The letter concluded: "We invite leaders, people and the media to postpone stabbing and not to transform the coming days into an unbearable inferno of exchanged accusations, and to concentrate on bridging the gap that is widening between the different categories of society."

The letter came at a time internal fighting took over political and military ranks before a complete pull-out of troops from southern Lebanon.

The exchange of accusations in Israel, nicknamed 'The Lebanon Curse' by the Israeli media, is an attempt to find "a scapegoat for the failures of that war", said Silver Plozker, a journalist in Yedioth Ahronot.

"If military commanders and politicians go on looking for scapegoats, Israel will enter an internal conflict of a scale we have never seen before," he added.

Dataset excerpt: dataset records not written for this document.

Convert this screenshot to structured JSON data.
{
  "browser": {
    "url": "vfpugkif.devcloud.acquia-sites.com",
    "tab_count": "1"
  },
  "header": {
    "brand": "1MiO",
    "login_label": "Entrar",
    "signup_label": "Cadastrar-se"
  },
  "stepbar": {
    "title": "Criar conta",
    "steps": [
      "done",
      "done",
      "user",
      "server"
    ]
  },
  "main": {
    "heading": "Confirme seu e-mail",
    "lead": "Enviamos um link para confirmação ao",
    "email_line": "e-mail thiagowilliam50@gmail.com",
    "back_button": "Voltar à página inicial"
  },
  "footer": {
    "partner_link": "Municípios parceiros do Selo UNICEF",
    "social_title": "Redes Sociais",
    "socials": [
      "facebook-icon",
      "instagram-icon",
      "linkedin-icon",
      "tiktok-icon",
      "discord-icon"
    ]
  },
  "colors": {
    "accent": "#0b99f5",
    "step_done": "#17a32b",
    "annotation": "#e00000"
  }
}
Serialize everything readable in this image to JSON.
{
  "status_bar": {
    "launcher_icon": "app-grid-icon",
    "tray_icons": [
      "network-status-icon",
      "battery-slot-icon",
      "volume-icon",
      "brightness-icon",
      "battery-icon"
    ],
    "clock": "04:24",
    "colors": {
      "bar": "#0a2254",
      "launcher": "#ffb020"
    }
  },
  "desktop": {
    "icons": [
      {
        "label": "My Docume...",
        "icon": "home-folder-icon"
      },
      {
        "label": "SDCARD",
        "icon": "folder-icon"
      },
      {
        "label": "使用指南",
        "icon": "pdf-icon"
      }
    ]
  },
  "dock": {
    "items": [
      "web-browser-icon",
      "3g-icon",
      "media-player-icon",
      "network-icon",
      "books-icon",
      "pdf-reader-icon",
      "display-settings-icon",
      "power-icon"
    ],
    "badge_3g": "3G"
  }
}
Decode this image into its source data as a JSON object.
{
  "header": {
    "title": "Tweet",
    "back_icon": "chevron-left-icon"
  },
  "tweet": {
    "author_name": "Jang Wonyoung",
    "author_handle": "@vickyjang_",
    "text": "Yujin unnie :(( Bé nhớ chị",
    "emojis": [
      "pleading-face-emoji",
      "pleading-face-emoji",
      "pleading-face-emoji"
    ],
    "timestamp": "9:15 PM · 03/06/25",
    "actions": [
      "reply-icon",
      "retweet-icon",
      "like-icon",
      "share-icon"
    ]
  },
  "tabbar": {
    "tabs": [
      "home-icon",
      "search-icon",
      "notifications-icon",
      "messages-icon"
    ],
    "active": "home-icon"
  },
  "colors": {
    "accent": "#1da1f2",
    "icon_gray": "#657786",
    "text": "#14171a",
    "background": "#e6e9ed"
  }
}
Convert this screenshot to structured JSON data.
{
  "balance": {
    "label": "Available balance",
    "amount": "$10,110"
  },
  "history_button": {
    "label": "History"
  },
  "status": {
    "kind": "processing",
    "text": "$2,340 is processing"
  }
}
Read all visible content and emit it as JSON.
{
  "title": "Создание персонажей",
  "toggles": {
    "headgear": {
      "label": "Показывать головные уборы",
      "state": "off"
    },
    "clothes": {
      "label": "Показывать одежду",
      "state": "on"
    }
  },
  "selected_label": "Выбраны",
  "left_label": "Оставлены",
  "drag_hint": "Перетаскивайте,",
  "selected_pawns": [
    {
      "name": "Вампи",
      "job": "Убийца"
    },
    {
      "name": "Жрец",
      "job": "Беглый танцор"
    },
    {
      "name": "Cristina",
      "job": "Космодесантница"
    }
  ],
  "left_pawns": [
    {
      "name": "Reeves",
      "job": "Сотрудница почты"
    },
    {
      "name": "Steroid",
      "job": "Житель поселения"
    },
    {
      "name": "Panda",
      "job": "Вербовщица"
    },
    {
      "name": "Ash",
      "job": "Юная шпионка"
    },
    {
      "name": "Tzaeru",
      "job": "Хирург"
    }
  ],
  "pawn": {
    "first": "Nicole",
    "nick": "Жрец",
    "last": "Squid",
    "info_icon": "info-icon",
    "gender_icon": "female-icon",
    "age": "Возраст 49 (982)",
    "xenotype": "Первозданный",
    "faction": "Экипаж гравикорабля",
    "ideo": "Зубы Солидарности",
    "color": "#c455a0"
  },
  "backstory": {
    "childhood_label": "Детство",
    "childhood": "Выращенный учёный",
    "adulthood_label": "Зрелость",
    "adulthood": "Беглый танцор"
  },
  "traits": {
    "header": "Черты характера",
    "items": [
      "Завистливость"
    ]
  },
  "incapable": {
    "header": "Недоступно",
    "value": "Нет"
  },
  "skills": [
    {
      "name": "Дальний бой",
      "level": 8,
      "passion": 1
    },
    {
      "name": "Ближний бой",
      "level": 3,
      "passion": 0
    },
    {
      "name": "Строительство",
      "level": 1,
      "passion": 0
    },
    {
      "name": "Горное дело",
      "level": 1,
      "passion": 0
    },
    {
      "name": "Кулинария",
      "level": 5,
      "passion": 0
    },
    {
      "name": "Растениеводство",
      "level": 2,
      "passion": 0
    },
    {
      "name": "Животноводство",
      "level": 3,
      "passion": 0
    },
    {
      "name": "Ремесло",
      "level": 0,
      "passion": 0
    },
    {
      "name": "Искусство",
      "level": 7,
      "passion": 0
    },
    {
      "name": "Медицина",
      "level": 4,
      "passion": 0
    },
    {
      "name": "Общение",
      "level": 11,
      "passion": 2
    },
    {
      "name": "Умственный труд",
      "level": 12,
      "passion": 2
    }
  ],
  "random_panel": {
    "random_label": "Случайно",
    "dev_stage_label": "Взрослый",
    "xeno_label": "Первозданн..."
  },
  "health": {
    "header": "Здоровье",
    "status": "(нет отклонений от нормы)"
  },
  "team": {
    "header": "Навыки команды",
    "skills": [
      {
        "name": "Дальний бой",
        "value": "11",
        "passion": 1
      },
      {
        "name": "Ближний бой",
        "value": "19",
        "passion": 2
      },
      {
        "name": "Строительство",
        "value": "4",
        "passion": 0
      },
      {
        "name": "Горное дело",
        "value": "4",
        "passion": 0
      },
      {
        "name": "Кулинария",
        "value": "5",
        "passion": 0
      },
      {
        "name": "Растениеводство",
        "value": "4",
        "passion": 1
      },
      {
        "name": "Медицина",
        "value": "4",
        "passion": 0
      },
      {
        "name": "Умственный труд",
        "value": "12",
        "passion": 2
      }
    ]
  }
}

In a recent article, Plozker attacked Israeli Chief of Staff General Dan Halutz for selling out shares just hours before the war started. The conduct was considered immoral but Plozker criticised the Central Bank for leaking the news.

Following the article, the bank's general directorate hurriedly put together an investigation committee to find out identities of those behind leaking of the news.

Halutz would, however, pay dearly and his career would come to an end, speculated Dan Margalet, the same journalist who toppled Isaac Rabin from the premiership and chairmanship of Labour party after he spilled the news of a bank account that belonged to Rabin's wife. Though the account was almost empty save for a few hundred dollars, Rabin decided to resign and vanish from the public scene for years.

Besides the media, there were others who too speculated that 'Lebanon's Curse' would cast a shadow on Olmert's government. And sure enough, as soon as the ceasefire came into effect, problems surfaced.

There are calls for investigation into the political and military decisions that led to the war. Criminal investigation was called against one of the prominent ministers in the government, Haim Ramon, accused of sexual harassment and also the chairman of the Knesset Foreign Committee Chairman, Tzachi Hanegbi, accused of taking bribes and corruption.

Hanegbi is a close friend of the Israeli Prime Minister and is considered a pillar in Kadima party. Recent polls showed the party was set to lose any elections it might face now.